The role of race in American education and public life has always been debated, but recent court cases have once again brought forward the issue of how US universities use race during the admissions process to the fore.
The elimination of racial preference within 25 years was set as a goal by the US Supreme Court itself in 2003. In a recent court case brought against the University of Austin-Texas, the court’s conservative justices ruled that any policy allowing US universities to use race as a criterion for admission in place of academic performance must be temporary and time limited. One question from Chief Justice John Roberts to the university’s lawyer Gregory Garre during the 95 minutes of debate summed up the main questions surrounding the issue:
How does the university know when it has achieved its objective? At what point does it say, ‘OK, the plan has worked?’
While it was ruled that discriminatory policies themselves have to be time-limited, however, there was no call to end all racial preference based admissions policies and, most crucially, the Austin-Texas case was not placed under review in the future. Instead, for the third time in the last three years, the court indicated that the case might be heard again after a further period of ‘fact-finding’. Justice Anthony Kennedy complained during the debate:
We’re just arguing the same case… It’s as if nothing had happened.
The cyclical nature of such court cases illustrates the wider issue of a lack of racial equality and diversity in the US university system. Civil rights campaigner Rev. Al Sharpton, who was in the gallery during the court case, suggested that a constitutional decision ruling against racial preference based admissions could sound a ‘death knell’ for affirmative action policies encouraging the admission of ethnic minorities to American universities when the US is ‘nowhere near racial diversity in higher education.’ He added it could have ‘ripple effect in other areas of American life, like diversity efforts in the private sector with contracts and jobs’.

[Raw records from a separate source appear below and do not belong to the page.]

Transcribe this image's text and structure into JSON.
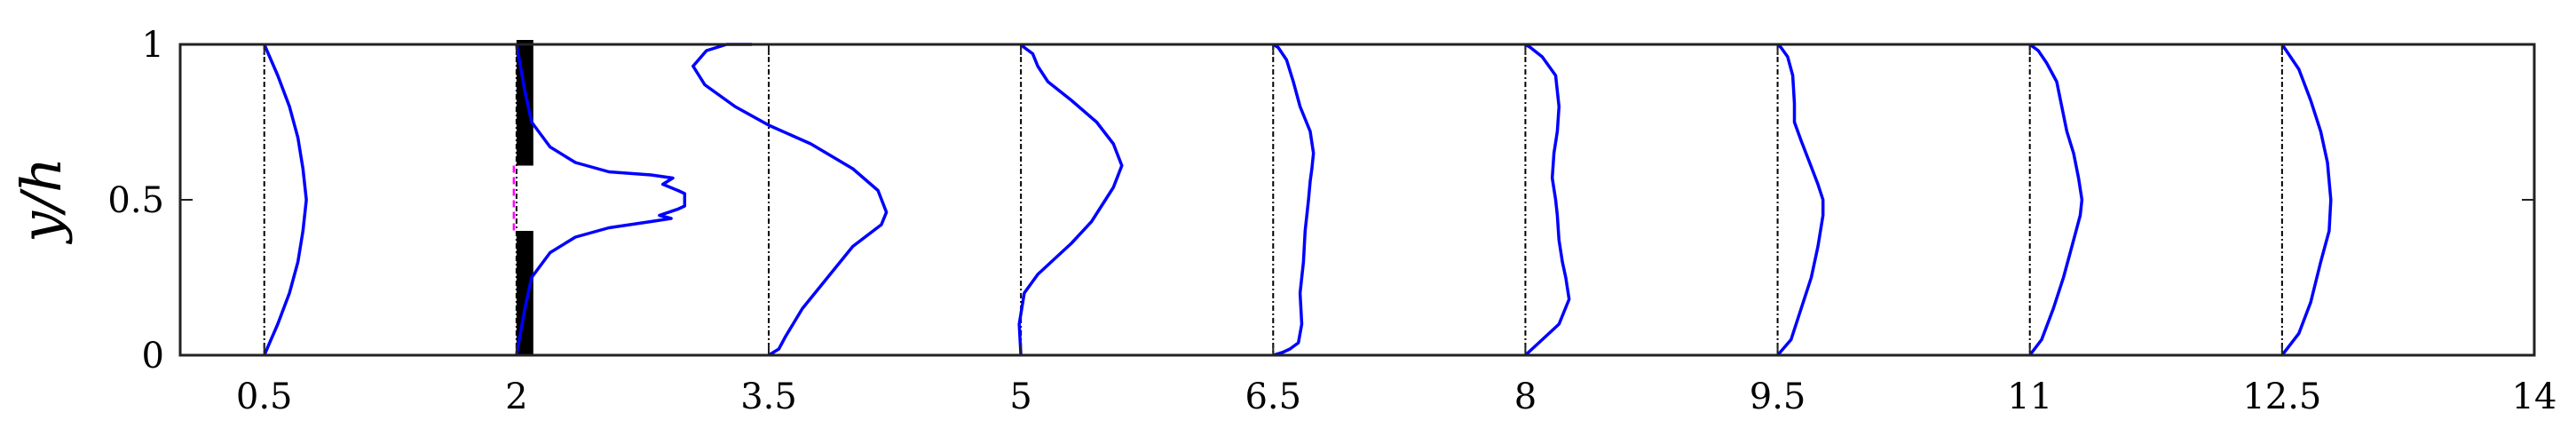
{
  "chart_data": {
    "type": "line",
    "title": "",
    "xlabel": "",
    "ylabel": "y/h",
    "xlim": [
      0,
      14
    ],
    "ylim": [
      0,
      1
    ],
    "xticks": [
      "0.5",
      "2",
      "3.5",
      "5",
      "6.5",
      "8",
      "9.5",
      "11",
      "12.5",
      "14"
    ],
    "yticks": [
      "0",
      "0.5",
      "1"
    ],
    "grid": false,
    "legend": "none",
    "colors": {
      "profile": "#0000ff",
      "reference": "#000000",
      "gap": "#ff00ff",
      "obstacle": "#000000"
    },
    "reference_lines_x": [
      0.5,
      2,
      3.5,
      5,
      6.5,
      8,
      9.5,
      11,
      12.5
    ],
    "obstacle": {
      "x": [
        2.0,
        2.1
      ],
      "lower_block_y": [
        0,
        0.4
      ],
      "upper_block_y": [
        0.61,
        1
      ],
      "gap_y": [
        0.4,
        0.61
      ]
    },
    "series": [
      {
        "station": "0.5",
        "points": [
          [
            0.5,
            0
          ],
          [
            0.58,
            0.1
          ],
          [
            0.65,
            0.2
          ],
          [
            0.7,
            0.3
          ],
          [
            0.73,
            0.4
          ],
          [
            0.75,
            0.5
          ],
          [
            0.73,
            0.6
          ],
          [
            0.7,
            0.7
          ],
          [
            0.65,
            0.8
          ],
          [
            0.58,
            0.9
          ],
          [
            0.5,
            1
          ]
        ]
      },
      {
        "station": "2",
        "points": [
          [
            2.0,
            0
          ],
          [
            2.05,
            0.15
          ],
          [
            2.09,
            0.25
          ],
          [
            2.2,
            0.33
          ],
          [
            2.35,
            0.38
          ],
          [
            2.55,
            0.41
          ],
          [
            2.8,
            0.43
          ],
          [
            2.92,
            0.44
          ],
          [
            2.85,
            0.45
          ],
          [
            2.96,
            0.47
          ],
          [
            3.0,
            0.48
          ],
          [
            3.0,
            0.5
          ],
          [
            3.0,
            0.52
          ],
          [
            2.96,
            0.53
          ],
          [
            2.87,
            0.55
          ],
          [
            2.93,
            0.57
          ],
          [
            2.8,
            0.58
          ],
          [
            2.55,
            0.59
          ],
          [
            2.35,
            0.62
          ],
          [
            2.2,
            0.67
          ],
          [
            2.09,
            0.75
          ],
          [
            2.05,
            0.85
          ],
          [
            2.0,
            1
          ]
        ]
      },
      {
        "station": "3.5",
        "points": [
          [
            3.5,
            0
          ],
          [
            3.56,
            0.02
          ],
          [
            3.6,
            0.06
          ],
          [
            3.7,
            0.15
          ],
          [
            3.85,
            0.25
          ],
          [
            4.0,
            0.35
          ],
          [
            4.17,
            0.42
          ],
          [
            4.2,
            0.46
          ],
          [
            4.15,
            0.53
          ],
          [
            4.0,
            0.6
          ],
          [
            3.75,
            0.68
          ],
          [
            3.5,
            0.74
          ],
          [
            3.3,
            0.8
          ],
          [
            3.12,
            0.87
          ],
          [
            3.05,
            0.93
          ],
          [
            3.13,
            0.98
          ],
          [
            3.25,
            1.0
          ],
          [
            3.4,
            1.0
          ]
        ]
      },
      {
        "station": "5",
        "points": [
          [
            5.0,
            0
          ],
          [
            4.99,
            0.1
          ],
          [
            5.02,
            0.2
          ],
          [
            5.1,
            0.26
          ],
          [
            5.2,
            0.31
          ],
          [
            5.3,
            0.36
          ],
          [
            5.42,
            0.43
          ],
          [
            5.55,
            0.54
          ],
          [
            5.6,
            0.61
          ],
          [
            5.55,
            0.68
          ],
          [
            5.45,
            0.75
          ],
          [
            5.3,
            0.82
          ],
          [
            5.16,
            0.88
          ],
          [
            5.1,
            0.93
          ],
          [
            5.07,
            0.97
          ],
          [
            5.02,
            0.99
          ],
          [
            5.0,
            1.0
          ]
        ]
      },
      {
        "station": "6.5",
        "points": [
          [
            6.5,
            0
          ],
          [
            6.56,
            0.01
          ],
          [
            6.6,
            0.02
          ],
          [
            6.65,
            0.04
          ],
          [
            6.67,
            0.1
          ],
          [
            6.66,
            0.2
          ],
          [
            6.68,
            0.3
          ],
          [
            6.69,
            0.4
          ],
          [
            6.7,
            0.45
          ],
          [
            6.71,
            0.5
          ],
          [
            6.72,
            0.56
          ],
          [
            6.73,
            0.6
          ],
          [
            6.74,
            0.65
          ],
          [
            6.72,
            0.72
          ],
          [
            6.66,
            0.8
          ],
          [
            6.62,
            0.88
          ],
          [
            6.58,
            0.95
          ],
          [
            6.53,
            0.99
          ],
          [
            6.5,
            1.0
          ]
        ]
      },
      {
        "station": "8",
        "points": [
          [
            8.0,
            0
          ],
          [
            8.1,
            0.05
          ],
          [
            8.2,
            0.1
          ],
          [
            8.26,
            0.18
          ],
          [
            8.24,
            0.25
          ],
          [
            8.22,
            0.3
          ],
          [
            8.2,
            0.37
          ],
          [
            8.19,
            0.45
          ],
          [
            8.18,
            0.5
          ],
          [
            8.16,
            0.57
          ],
          [
            8.17,
            0.65
          ],
          [
            8.19,
            0.72
          ],
          [
            8.2,
            0.8
          ],
          [
            8.18,
            0.9
          ],
          [
            8.1,
            0.96
          ],
          [
            8.03,
            0.99
          ],
          [
            8.0,
            1.0
          ]
        ]
      },
      {
        "station": "9.5",
        "points": [
          [
            9.5,
            0
          ],
          [
            9.58,
            0.05
          ],
          [
            9.64,
            0.15
          ],
          [
            9.7,
            0.25
          ],
          [
            9.74,
            0.35
          ],
          [
            9.77,
            0.45
          ],
          [
            9.77,
            0.5
          ],
          [
            9.74,
            0.55
          ],
          [
            9.69,
            0.62
          ],
          [
            9.64,
            0.69
          ],
          [
            9.6,
            0.75
          ],
          [
            9.6,
            0.81
          ],
          [
            9.59,
            0.9
          ],
          [
            9.56,
            0.96
          ],
          [
            9.52,
            0.99
          ],
          [
            9.5,
            1.0
          ]
        ]
      },
      {
        "station": "11",
        "points": [
          [
            11.0,
            0
          ],
          [
            11.07,
            0.05
          ],
          [
            11.14,
            0.15
          ],
          [
            11.2,
            0.25
          ],
          [
            11.25,
            0.35
          ],
          [
            11.3,
            0.45
          ],
          [
            11.31,
            0.5
          ],
          [
            11.29,
            0.57
          ],
          [
            11.26,
            0.65
          ],
          [
            11.22,
            0.72
          ],
          [
            11.19,
            0.8
          ],
          [
            11.16,
            0.88
          ],
          [
            11.1,
            0.94
          ],
          [
            11.05,
            0.98
          ],
          [
            11.0,
            1.0
          ]
        ]
      },
      {
        "station": "12.5",
        "points": [
          [
            12.5,
            0
          ],
          [
            12.6,
            0.07
          ],
          [
            12.67,
            0.17
          ],
          [
            12.73,
            0.3
          ],
          [
            12.78,
            0.4
          ],
          [
            12.79,
            0.5
          ],
          [
            12.77,
            0.62
          ],
          [
            12.73,
            0.72
          ],
          [
            12.67,
            0.82
          ],
          [
            12.6,
            0.92
          ],
          [
            12.5,
            1.0
          ]
        ]
      }
    ]
  }
}
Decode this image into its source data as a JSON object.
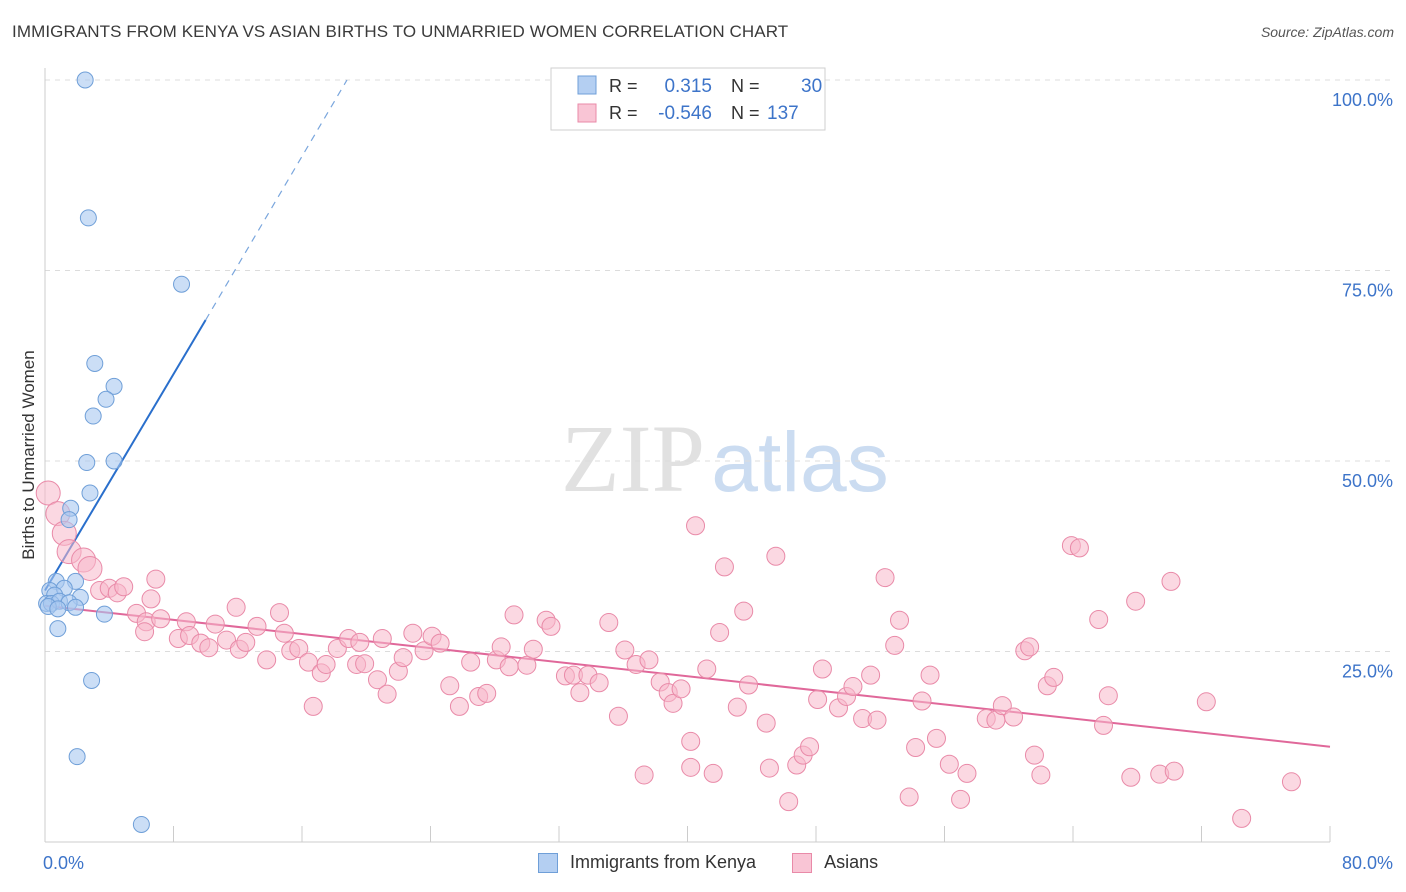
{
  "header": {
    "title": "IMMIGRANTS FROM KENYA VS ASIAN BIRTHS TO UNMARRIED WOMEN CORRELATION CHART",
    "source": "Source: ZipAtlas.com"
  },
  "watermark": {
    "zip": "ZIP",
    "atlas": "atlas"
  },
  "colors": {
    "blue_fill": "#a9c8f0",
    "blue_stroke": "#6f9fd8",
    "blue_line": "#2a6fcc",
    "pink_fill": "#f7b8cb",
    "pink_stroke": "#e98aa8",
    "pink_line": "#e0689a",
    "axis_text": "#3d74c9",
    "grid": "#dcdcdc"
  },
  "stats_legend": [
    {
      "r_label": "R =",
      "r_value": "0.315",
      "n_label": "N =",
      "n_value": "30"
    },
    {
      "r_label": "R =",
      "r_value": "-0.546",
      "n_label": "N =",
      "n_value": "137"
    }
  ],
  "chart_data": {
    "type": "scatter",
    "title": "IMMIGRANTS FROM KENYA VS ASIAN BIRTHS TO UNMARRIED WOMEN CORRELATION CHART",
    "xlabel": "",
    "ylabel": "Births to Unmarried Women",
    "xlim": [
      0,
      80
    ],
    "ylim": [
      0,
      100
    ],
    "x_tick_labels": [
      "0.0%",
      "80.0%"
    ],
    "y_tick_labels": [
      "100.0%",
      "75.0%",
      "50.0%",
      "25.0%"
    ],
    "y_ticks": [
      100,
      75,
      50,
      25
    ],
    "grid": "dashed horizontal",
    "legend_position": "bottom",
    "series": [
      {
        "name": "Immigrants from Kenya",
        "color": "blue",
        "r": 0.315,
        "n": 30,
        "trend": {
          "solid": [
            [
              0.0,
              33.0
            ],
            [
              10.0,
              68.5
            ]
          ],
          "dashed": [
            [
              10.0,
              68.5
            ],
            [
              18.8,
              100.0
            ]
          ]
        },
        "points": [
          [
            2.5,
            100.0
          ],
          [
            2.7,
            81.9
          ],
          [
            8.5,
            73.2
          ],
          [
            3.1,
            62.8
          ],
          [
            4.3,
            59.8
          ],
          [
            3.8,
            58.1
          ],
          [
            3.0,
            55.9
          ],
          [
            2.6,
            49.8
          ],
          [
            4.3,
            50.0
          ],
          [
            2.8,
            45.8
          ],
          [
            1.6,
            43.8
          ],
          [
            1.5,
            42.3
          ],
          [
            1.9,
            34.2
          ],
          [
            0.7,
            34.2
          ],
          [
            0.3,
            33.0
          ],
          [
            1.2,
            33.3
          ],
          [
            0.6,
            32.4
          ],
          [
            2.2,
            32.1
          ],
          [
            0.1,
            31.3
          ],
          [
            0.4,
            31.3
          ],
          [
            0.9,
            31.6
          ],
          [
            1.5,
            31.4
          ],
          [
            1.9,
            30.8
          ],
          [
            0.2,
            30.9
          ],
          [
            0.8,
            30.6
          ],
          [
            0.8,
            28.0
          ],
          [
            3.7,
            29.9
          ],
          [
            2.9,
            21.2
          ],
          [
            2.0,
            11.2
          ],
          [
            6.0,
            2.3
          ]
        ]
      },
      {
        "name": "Asians",
        "color": "pink",
        "r": -0.546,
        "n": 137,
        "trend": {
          "solid": [
            [
              0.0,
              31.0
            ],
            [
              80.0,
              12.5
            ]
          ]
        },
        "points": [
          [
            0.2,
            45.8
          ],
          [
            0.8,
            43.1
          ],
          [
            1.2,
            40.5
          ],
          [
            1.5,
            38.1
          ],
          [
            2.4,
            37.0
          ],
          [
            2.8,
            35.9
          ],
          [
            3.4,
            33.0
          ],
          [
            4.0,
            33.3
          ],
          [
            4.5,
            32.7
          ],
          [
            4.9,
            33.5
          ],
          [
            6.9,
            34.5
          ],
          [
            5.7,
            30.0
          ],
          [
            6.3,
            28.9
          ],
          [
            6.2,
            27.6
          ],
          [
            6.6,
            31.9
          ],
          [
            7.2,
            29.3
          ],
          [
            8.8,
            28.9
          ],
          [
            8.3,
            26.7
          ],
          [
            9.0,
            27.1
          ],
          [
            9.7,
            26.1
          ],
          [
            10.2,
            25.5
          ],
          [
            10.6,
            28.6
          ],
          [
            11.3,
            26.5
          ],
          [
            12.1,
            25.3
          ],
          [
            12.5,
            26.2
          ],
          [
            11.9,
            30.8
          ],
          [
            13.2,
            28.3
          ],
          [
            13.8,
            23.9
          ],
          [
            14.6,
            30.1
          ],
          [
            14.9,
            27.4
          ],
          [
            15.3,
            25.1
          ],
          [
            15.8,
            25.4
          ],
          [
            16.4,
            23.6
          ],
          [
            16.7,
            17.8
          ],
          [
            17.2,
            22.2
          ],
          [
            17.5,
            23.3
          ],
          [
            18.2,
            25.4
          ],
          [
            18.9,
            26.7
          ],
          [
            19.4,
            23.3
          ],
          [
            19.6,
            26.2
          ],
          [
            19.9,
            23.4
          ],
          [
            20.7,
            21.3
          ],
          [
            21.0,
            26.7
          ],
          [
            21.3,
            19.4
          ],
          [
            22.0,
            22.4
          ],
          [
            22.3,
            24.2
          ],
          [
            22.9,
            27.4
          ],
          [
            23.6,
            25.1
          ],
          [
            24.1,
            27.0
          ],
          [
            24.6,
            26.1
          ],
          [
            25.2,
            20.5
          ],
          [
            25.8,
            17.8
          ],
          [
            26.5,
            23.6
          ],
          [
            27.0,
            19.1
          ],
          [
            27.5,
            19.5
          ],
          [
            28.1,
            23.9
          ],
          [
            28.4,
            25.6
          ],
          [
            28.9,
            23.0
          ],
          [
            29.2,
            29.8
          ],
          [
            30.0,
            23.2
          ],
          [
            30.4,
            25.3
          ],
          [
            31.2,
            29.1
          ],
          [
            31.5,
            28.3
          ],
          [
            32.4,
            21.8
          ],
          [
            32.9,
            21.9
          ],
          [
            33.3,
            19.6
          ],
          [
            33.8,
            21.9
          ],
          [
            34.5,
            20.9
          ],
          [
            35.1,
            28.8
          ],
          [
            35.7,
            16.5
          ],
          [
            36.1,
            25.2
          ],
          [
            36.8,
            23.3
          ],
          [
            37.3,
            8.8
          ],
          [
            37.6,
            23.9
          ],
          [
            38.3,
            21.0
          ],
          [
            38.8,
            19.6
          ],
          [
            39.1,
            18.2
          ],
          [
            39.6,
            20.1
          ],
          [
            40.2,
            9.8
          ],
          [
            40.2,
            13.2
          ],
          [
            40.5,
            41.5
          ],
          [
            41.2,
            22.7
          ],
          [
            41.6,
            9.0
          ],
          [
            42.0,
            27.5
          ],
          [
            42.3,
            36.1
          ],
          [
            43.1,
            17.7
          ],
          [
            43.5,
            30.3
          ],
          [
            43.8,
            20.6
          ],
          [
            44.9,
            15.6
          ],
          [
            45.1,
            9.7
          ],
          [
            45.5,
            37.5
          ],
          [
            46.3,
            5.3
          ],
          [
            46.8,
            10.1
          ],
          [
            47.2,
            11.4
          ],
          [
            47.6,
            12.5
          ],
          [
            48.1,
            18.7
          ],
          [
            48.4,
            22.7
          ],
          [
            49.4,
            17.6
          ],
          [
            49.9,
            19.1
          ],
          [
            50.3,
            20.4
          ],
          [
            50.9,
            16.2
          ],
          [
            51.4,
            21.9
          ],
          [
            51.8,
            16.0
          ],
          [
            52.3,
            34.7
          ],
          [
            52.9,
            25.8
          ],
          [
            53.2,
            29.1
          ],
          [
            53.8,
            5.9
          ],
          [
            54.2,
            12.4
          ],
          [
            54.6,
            18.5
          ],
          [
            55.1,
            21.9
          ],
          [
            55.5,
            13.6
          ],
          [
            56.3,
            10.2
          ],
          [
            57.0,
            5.6
          ],
          [
            57.4,
            9.0
          ],
          [
            58.6,
            16.2
          ],
          [
            59.2,
            16.0
          ],
          [
            59.6,
            17.9
          ],
          [
            60.3,
            16.4
          ],
          [
            61.0,
            25.1
          ],
          [
            61.3,
            25.6
          ],
          [
            61.6,
            11.4
          ],
          [
            62.0,
            8.8
          ],
          [
            62.4,
            20.5
          ],
          [
            62.8,
            21.6
          ],
          [
            63.9,
            38.9
          ],
          [
            64.4,
            38.6
          ],
          [
            65.6,
            29.2
          ],
          [
            65.9,
            15.3
          ],
          [
            66.2,
            19.2
          ],
          [
            67.6,
            8.5
          ],
          [
            67.9,
            31.6
          ],
          [
            69.4,
            8.9
          ],
          [
            70.1,
            34.2
          ],
          [
            70.3,
            9.3
          ],
          [
            72.3,
            18.4
          ],
          [
            74.5,
            3.1
          ],
          [
            77.6,
            7.9
          ]
        ]
      }
    ]
  },
  "bottom_legend": [
    {
      "label": "Immigrants from Kenya",
      "color": "blue"
    },
    {
      "label": "Asians",
      "color": "pink"
    }
  ]
}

Perhaps the main reason why affirmative action remains a major component of the US university system
is a lack of alternative means to encourage and engage students from black and other minority ethnic communities with the higher education system. Those calling for an end to the practice have pointed out the problem of ‘impostor syndrome’ and the Mismatch Theory, which suggests that racial preference in admission over academic criterion could do more harm than good in ‘hyper-competitive’ environments such as prestigious schools and colleges.
There are now also suggestions that Affirmative Action policies need to be amended to prevent a disproportionate influx of Asian Americans among those admitted to US Higher Education institutions. According to statistics from UC Berkeley, 49% of students admitted there last year were of Asian descent, which has led to worries that the increasing admission of Asian Americans could undermine the improvements to black representation at universities which have been achieved through Affirmative Action policies, including the record high of 12% Black students admitted to Harvard last year.
The main debate surrounding the use of Affirmative Action remains how diversity can be acheived without it. Mr Garre told the court that ‘now is not the time’ for the end of the practice and insisted that the university would end it as soon as diversity goals could be achieved without its use. Whether sufficient representation could be achieved without its use, however, remains a contentious issue.